そりゃあ他の奴らなんかプリントで紙飛行機なんか作って飛ばして遊んでるけどさ。
隣の廣瀬 秋斗は今日も居眠り───は、していないようだ。
「先生、たまには廣瀬くんを当ててもいいんじゃないですか…」
毎日毎日私ばっかり当ててきやがって…このハゲ。
私の頭はそこまで悪くなければ良くもないけど、数学だけは大の苦手だった。
「廣瀬はなあ…」
どうせあれでしょ、先生も“アキ”は怖いんでしょ。
もしかしたら残りの生えてる髪の毛むしり取られて、気づいたら代わりにワカメとか乗せられてそうだもんね。
……なんだそれ。
「別にいーけど。問4だっけ」
なんて思っていると。
ガタッと立ち上がって黒板に向かって、チョークを持ってはスラスラ書いてしまうアッキー。

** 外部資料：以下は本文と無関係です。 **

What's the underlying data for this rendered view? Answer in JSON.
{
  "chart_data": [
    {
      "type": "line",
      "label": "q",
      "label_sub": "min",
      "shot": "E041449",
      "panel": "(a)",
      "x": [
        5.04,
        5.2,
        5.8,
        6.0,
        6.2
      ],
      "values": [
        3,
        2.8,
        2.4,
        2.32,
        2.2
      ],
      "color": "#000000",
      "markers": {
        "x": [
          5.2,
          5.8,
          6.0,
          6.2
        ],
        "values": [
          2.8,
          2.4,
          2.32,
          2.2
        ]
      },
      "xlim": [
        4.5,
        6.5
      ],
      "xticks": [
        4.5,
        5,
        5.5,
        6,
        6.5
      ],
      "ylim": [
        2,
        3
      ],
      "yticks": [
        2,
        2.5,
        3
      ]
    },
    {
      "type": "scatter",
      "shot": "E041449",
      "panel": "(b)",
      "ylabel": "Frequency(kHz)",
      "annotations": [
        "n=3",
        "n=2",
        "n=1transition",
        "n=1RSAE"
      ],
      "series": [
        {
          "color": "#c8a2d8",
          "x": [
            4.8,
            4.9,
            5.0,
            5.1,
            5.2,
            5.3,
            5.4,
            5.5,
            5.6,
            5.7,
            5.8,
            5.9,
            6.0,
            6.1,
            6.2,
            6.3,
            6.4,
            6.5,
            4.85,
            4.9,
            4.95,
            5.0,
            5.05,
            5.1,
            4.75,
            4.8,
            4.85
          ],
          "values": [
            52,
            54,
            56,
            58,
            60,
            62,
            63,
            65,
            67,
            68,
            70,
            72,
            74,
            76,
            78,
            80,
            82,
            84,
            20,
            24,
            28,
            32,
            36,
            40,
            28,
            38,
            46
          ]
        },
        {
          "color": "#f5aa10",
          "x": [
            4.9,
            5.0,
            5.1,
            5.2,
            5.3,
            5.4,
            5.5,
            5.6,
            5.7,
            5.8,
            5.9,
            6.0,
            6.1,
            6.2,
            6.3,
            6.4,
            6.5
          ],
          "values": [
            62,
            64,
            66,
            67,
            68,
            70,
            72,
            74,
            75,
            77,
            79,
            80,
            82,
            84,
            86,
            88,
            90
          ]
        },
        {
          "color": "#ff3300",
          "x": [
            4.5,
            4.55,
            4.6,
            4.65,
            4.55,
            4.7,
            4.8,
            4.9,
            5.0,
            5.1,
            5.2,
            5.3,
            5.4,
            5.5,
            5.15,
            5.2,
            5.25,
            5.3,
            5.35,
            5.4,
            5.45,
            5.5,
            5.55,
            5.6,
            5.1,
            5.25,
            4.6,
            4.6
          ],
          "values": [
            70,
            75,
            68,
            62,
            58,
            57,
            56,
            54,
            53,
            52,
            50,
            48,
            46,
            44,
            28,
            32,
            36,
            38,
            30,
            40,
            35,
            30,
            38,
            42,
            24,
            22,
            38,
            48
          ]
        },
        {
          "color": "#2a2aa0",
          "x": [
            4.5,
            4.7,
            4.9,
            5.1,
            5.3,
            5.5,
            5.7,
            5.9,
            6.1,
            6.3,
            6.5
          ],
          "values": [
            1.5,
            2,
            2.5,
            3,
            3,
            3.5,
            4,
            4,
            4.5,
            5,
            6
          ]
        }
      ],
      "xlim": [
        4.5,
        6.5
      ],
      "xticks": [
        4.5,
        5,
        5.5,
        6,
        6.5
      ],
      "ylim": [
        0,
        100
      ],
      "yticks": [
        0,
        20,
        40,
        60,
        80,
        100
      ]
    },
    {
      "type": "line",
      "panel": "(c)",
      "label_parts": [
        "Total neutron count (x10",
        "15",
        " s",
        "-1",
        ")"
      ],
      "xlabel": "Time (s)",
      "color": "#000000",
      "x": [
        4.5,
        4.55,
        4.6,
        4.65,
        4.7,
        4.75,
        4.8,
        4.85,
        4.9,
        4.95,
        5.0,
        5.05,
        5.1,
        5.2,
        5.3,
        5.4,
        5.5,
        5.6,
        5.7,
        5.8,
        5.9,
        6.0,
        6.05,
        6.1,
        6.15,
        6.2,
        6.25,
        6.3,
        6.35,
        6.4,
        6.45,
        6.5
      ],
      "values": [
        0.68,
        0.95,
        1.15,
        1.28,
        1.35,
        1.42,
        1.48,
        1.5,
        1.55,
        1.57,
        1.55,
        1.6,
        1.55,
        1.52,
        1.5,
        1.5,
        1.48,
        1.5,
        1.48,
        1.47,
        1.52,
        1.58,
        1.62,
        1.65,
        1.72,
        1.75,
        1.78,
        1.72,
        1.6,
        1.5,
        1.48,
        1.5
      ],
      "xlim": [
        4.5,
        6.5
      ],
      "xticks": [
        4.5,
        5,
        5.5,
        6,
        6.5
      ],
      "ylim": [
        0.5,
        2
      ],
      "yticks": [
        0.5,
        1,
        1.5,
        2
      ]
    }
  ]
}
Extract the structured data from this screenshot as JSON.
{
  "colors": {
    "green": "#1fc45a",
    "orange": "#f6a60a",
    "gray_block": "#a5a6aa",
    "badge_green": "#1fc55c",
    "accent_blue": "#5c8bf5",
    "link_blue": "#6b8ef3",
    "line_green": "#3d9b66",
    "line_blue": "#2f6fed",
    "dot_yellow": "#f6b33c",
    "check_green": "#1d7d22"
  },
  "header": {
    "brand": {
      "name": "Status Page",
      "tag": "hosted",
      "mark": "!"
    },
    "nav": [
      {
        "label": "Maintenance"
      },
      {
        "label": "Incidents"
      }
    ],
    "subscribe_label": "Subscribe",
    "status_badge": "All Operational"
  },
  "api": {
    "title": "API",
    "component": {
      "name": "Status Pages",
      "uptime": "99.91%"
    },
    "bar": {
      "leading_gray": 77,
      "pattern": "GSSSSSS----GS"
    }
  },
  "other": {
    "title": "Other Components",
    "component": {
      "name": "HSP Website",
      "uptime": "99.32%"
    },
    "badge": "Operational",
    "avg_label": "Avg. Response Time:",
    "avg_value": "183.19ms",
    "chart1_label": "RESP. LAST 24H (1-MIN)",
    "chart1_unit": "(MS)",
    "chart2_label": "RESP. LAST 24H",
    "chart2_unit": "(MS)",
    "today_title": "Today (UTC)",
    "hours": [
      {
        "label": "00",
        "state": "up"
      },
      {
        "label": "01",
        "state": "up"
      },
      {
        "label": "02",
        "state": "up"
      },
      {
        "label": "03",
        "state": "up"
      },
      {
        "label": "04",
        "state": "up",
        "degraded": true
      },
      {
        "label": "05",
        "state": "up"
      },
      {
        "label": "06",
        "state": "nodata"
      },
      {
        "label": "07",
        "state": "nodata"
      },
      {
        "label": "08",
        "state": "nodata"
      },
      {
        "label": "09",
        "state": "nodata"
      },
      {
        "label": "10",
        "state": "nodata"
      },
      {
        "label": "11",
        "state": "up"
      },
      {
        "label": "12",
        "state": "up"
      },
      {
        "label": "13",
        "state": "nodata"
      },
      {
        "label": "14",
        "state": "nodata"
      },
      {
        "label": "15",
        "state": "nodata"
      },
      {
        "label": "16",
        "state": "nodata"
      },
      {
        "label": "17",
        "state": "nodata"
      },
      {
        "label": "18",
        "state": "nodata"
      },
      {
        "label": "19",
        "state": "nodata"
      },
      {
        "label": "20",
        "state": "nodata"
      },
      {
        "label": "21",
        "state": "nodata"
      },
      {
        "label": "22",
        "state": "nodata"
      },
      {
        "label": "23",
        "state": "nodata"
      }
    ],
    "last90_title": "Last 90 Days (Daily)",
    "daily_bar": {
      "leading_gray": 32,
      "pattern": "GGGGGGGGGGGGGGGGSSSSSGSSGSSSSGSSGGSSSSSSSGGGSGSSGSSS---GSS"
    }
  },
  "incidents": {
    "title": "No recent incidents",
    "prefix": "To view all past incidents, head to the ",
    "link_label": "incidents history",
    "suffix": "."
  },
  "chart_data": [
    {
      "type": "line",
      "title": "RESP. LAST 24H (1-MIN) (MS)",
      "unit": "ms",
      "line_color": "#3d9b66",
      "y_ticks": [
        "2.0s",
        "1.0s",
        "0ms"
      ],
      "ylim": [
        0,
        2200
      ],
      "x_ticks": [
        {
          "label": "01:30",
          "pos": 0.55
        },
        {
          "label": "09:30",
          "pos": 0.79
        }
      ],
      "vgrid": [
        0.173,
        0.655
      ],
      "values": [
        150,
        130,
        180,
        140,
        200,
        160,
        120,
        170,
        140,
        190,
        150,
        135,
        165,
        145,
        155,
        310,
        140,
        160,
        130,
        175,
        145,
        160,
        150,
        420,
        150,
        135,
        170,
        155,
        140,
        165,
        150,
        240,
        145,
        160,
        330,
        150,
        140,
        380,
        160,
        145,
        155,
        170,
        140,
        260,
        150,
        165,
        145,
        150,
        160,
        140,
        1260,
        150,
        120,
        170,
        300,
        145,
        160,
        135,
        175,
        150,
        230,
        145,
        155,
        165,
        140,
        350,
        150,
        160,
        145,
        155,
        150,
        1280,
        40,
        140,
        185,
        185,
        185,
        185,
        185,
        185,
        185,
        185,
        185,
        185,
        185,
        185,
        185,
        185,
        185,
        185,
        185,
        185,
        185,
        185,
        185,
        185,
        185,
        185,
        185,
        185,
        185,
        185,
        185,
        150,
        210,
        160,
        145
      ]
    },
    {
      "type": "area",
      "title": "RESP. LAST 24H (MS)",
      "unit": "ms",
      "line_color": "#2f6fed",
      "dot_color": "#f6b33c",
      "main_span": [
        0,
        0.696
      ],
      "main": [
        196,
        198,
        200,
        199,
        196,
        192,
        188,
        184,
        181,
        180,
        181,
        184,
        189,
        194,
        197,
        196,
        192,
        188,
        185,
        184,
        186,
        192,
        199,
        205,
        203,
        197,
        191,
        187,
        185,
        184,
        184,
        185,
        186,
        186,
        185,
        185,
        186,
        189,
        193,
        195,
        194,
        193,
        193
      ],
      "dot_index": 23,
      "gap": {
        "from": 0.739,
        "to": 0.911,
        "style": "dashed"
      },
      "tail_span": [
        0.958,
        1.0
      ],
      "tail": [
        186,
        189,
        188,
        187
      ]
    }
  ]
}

その滑らかな動きは計算式を解いてるようには見えなかった。
「チビ、仕返しのつもりなのか知らないけど残念だったね」
黒板には一瞬にして赤丸が重ねられる。
「廣瀬は学年トップだ」と、ハゲた数学担当は独りごちた。
「1回死んでから俺のとこ来るぐらいがお前はちょうどいいよ」
……嘘でしょ。
この人って欠点ないの?
あるとすれば、その歪んだサディスト染みた性分くらいか。